This project contains all the logic for processing filtering in EPCC. This document provides an introduction into how this conceptually works.
A problem we often have is that we have a string, and want to classify it as being valid or invalid. For instance here are some things you might care about strings:
- Does a string start with a capital letter.
- Is a string a valid email address.
- Is a string a palindrome (written the same forwards and backwards like redivider, civic, radar, level)
- Is a string a valid Java program.
There are different techniques that can be used to check the above, including writing code directly and using a regular expression. But some things are more complicated, like case #3 and #4.
In the case of the last one, you would likely define a grammar which is a set of rules that say what a valid string looks like. A common technique is to proceed in two phases:
- Lexing - Converting the string into chunks of things called tokens, each token representing a some part of the string (e.g., in a java program you might have a token for each keyword). More details are in the
lexer.js
file - Parsing - Write rules for checking the output of the lexer. We use a recursive decent parser, which means that each grammar rule calls a function that checks for a match and may recursively call other functions.
The grammar that we are attempting to parse in Augmented Backus-Naur Form (https://www.rfc-editor.org/rfc/rfc5234) is the following:
(Some of the way this is structured is to make the code easier to read)
root = term *( ":" term )
term /= binary_term
term /= unary_term
term /= vararg_term
binary_term = binary_operator "(" literal "," literal ")"
unary_term = unary_operator "(" literal ")"
vararg_term = vararg_operator "(" literal "," literal *( "," literal ) ")"
binary_operator = "eq" / "like" / "gt" / "ge " / "lt" / "le" / "text"
unary_operator = "is_null"
vararg_operator = "in"
; these literal represent standard unencoded literals.
literal = 1*(ALPHA / DIGIT / "$" / "-" / "_" / "*" / "." / " " / "{" / "}" / "@" / "|")
; we treat binary, unary & vararg operators as literals in cases where people want to do something like eq(foo, ne).

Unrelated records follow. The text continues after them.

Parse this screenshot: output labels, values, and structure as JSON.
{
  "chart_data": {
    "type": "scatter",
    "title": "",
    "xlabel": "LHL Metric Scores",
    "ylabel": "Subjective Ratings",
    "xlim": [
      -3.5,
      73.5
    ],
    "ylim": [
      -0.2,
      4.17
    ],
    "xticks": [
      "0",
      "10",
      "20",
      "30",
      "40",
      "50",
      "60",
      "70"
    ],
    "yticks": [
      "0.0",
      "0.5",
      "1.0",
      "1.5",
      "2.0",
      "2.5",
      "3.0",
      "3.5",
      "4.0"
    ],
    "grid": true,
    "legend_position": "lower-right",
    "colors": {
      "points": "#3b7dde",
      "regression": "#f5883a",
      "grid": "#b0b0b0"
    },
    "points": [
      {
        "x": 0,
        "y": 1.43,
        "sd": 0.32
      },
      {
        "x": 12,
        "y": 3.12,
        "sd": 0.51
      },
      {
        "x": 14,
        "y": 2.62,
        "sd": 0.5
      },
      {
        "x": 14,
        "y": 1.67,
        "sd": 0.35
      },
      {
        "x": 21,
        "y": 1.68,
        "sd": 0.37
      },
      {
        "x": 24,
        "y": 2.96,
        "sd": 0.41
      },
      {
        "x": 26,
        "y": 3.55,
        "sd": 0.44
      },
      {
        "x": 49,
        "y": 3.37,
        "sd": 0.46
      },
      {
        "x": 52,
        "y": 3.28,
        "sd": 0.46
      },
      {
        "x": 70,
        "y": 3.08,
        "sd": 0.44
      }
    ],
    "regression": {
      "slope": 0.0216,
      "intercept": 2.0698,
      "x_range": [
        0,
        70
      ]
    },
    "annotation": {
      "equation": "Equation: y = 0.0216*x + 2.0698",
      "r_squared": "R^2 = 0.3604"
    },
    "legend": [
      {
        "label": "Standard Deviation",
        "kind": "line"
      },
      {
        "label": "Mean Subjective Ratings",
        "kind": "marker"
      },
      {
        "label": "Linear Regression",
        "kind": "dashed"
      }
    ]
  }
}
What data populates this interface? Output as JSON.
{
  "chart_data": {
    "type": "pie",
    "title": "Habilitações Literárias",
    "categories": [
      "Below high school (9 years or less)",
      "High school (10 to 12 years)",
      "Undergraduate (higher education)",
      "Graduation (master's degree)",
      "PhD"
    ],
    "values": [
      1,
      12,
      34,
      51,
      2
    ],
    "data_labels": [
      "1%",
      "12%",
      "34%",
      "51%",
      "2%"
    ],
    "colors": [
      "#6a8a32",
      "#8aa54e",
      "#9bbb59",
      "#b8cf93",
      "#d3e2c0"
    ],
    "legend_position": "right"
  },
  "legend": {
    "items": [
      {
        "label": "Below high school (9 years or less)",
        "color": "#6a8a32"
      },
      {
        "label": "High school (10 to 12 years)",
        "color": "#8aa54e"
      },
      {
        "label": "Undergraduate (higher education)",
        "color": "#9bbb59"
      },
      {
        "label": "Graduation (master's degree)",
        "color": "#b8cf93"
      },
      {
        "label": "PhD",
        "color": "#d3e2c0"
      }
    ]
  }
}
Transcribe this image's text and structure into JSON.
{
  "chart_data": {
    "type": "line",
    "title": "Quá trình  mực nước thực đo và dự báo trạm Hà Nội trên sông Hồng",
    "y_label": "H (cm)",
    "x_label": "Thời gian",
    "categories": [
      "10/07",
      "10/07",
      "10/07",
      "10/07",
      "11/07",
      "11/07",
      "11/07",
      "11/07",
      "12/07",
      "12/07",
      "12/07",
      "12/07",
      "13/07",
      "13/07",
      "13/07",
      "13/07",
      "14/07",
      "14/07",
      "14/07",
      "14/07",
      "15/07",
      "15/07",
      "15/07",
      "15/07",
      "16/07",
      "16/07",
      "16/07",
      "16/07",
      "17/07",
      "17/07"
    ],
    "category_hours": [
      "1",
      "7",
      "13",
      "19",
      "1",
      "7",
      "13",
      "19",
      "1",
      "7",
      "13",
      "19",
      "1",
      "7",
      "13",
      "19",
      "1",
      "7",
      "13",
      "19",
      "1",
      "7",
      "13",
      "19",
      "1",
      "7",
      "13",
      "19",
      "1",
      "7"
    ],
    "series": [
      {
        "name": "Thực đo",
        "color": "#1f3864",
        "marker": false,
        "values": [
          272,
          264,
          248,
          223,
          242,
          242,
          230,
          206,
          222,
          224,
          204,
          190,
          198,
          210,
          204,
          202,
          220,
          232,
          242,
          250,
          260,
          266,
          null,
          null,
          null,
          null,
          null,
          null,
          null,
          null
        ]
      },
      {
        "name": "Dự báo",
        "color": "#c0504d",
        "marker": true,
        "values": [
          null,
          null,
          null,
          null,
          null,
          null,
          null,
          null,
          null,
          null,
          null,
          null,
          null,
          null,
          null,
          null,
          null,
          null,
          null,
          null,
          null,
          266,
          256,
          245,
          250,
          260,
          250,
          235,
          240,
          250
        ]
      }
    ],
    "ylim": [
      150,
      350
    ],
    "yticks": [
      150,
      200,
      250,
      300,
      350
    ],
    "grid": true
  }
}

literal /= binary_operator
literal /= unary_operator
literal /= vararg_operator
; 0x22 is a quotation mark
literal /= 0x22 *string_characters 0x22
; there is probably a better way to write this in ABNF involving hex like 0x01-0x21 0x23-0x5B 0x5D-0x7E
string_character = any_character but not " or \
string_character /= escape_sequence
escape_sequence = "\" 0x22
A more interested reader is encouraged to read: Domain-Specific Languages, by Fowler, the two techniques we use here are: (Regex Table Lexer p.239-244, Recursive Descent Parser p.245-255).